Hamza's younger brother Zaed, 13, suffered gunshot wounds to the leg in the attack. It's them we need to honour. He attended the funeral in a wheelchair.
The Mustafas had moved to New Zealand last year, after spending six years as refugees in Jordan. Mustafa's wife, Salwa, told Radio New Zealand that when the family asked about New Zealand they were told "it's the safest country in the world, the most wonderful country you can go ... you will start a very wonderful life there".
She added: "But it wasn't".
Security personnel walk on the site of funeral services in Christchurch, New Zealand for two victims from last week's mosque shootings.
Families of those killed had been anxiously awaiting word on when they could bury their loved ones.
He said they hope to finish formally identifying most victims by the end of the day although some will take longer.
Junaid Ismail, 36, of New Zealand.
Those aren't the only victims' names that have emerged publicly, however.
"I implore you: Speak the names of those who were lost rather than the name of the man who took them".
"If New Zealand fails to hold the attacker accountable, one way or another we will hold him to account", he said.
The move had raised concerns he would use the trial as a platform for his racist views.
Khaled Mustafa was 44 and Hamza Mustafa was 15.
"Let New Zealand be a place where there is no tolerance of racism, ever". "That's something we can all do".
The Cashmere High students killed were Mustafa, as well as 14-year-old Sayyad Milne.
About 30 people wounded in the attacks remained in hospital as of Tuesday evening.

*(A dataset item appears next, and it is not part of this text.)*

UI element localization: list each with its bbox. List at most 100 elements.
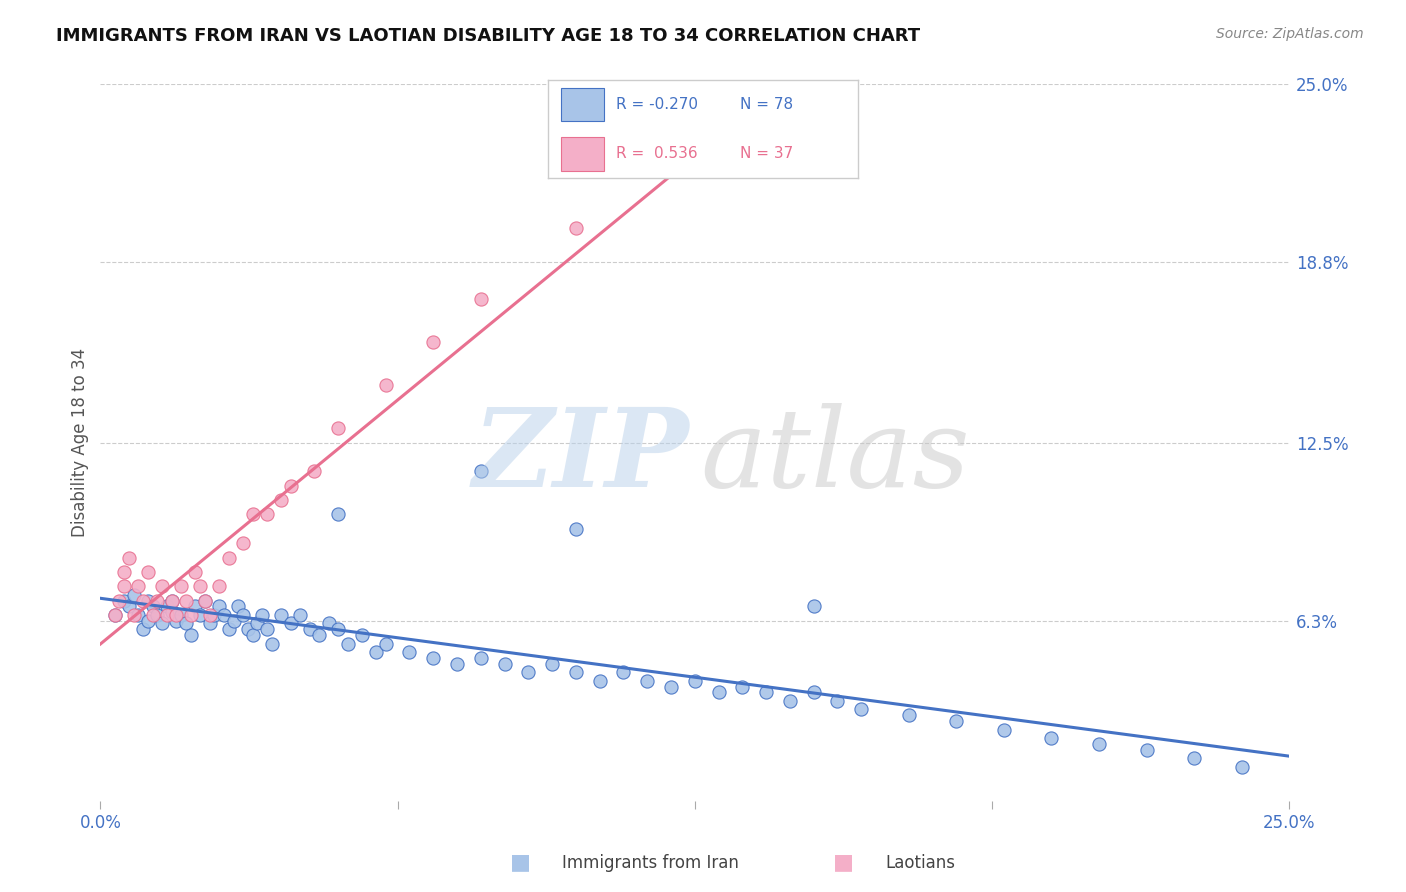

Australian Brenton Tarrant, 28, a self-described white supremacist, has been charged with murder.
Wearing a headscarf to show respect to Muslims, the prime minister was captured in photos and videos hugging Muslim women to show her support for the Muslim community in New Zealand.
Somehow, in the face of absolute terror, Jacinda Ardern has united New Zealand - and the rest of the world - to share in her strength.
Within three days, she had met with her cabinet to discuss imminent reforms to the gun laws governing New Zealand, to be announced ten days later.
Dressed scruffily in grey tracksuit pants, a dirty blue T-shirt and striped socks but no shoes, Arps listened intently while District Judge Stephen O'Driscoll told him he was not required to enter a plea.
She also noted that "there have rightly been questions around how this could have happened here". The judge made an additional suppression order regarding the police summary of facts in the case, limiting reporting of the accusations to the charges themselves.
Police Commissioner Mike Bush said Wednesday that authorities believe they arrested the shooter while he was making his way to a third location that he planned to attack. Police continue to guard mosques across the country.
Abizar Valibhai, of Christchurch, said Wednesday's burials marked an important moment.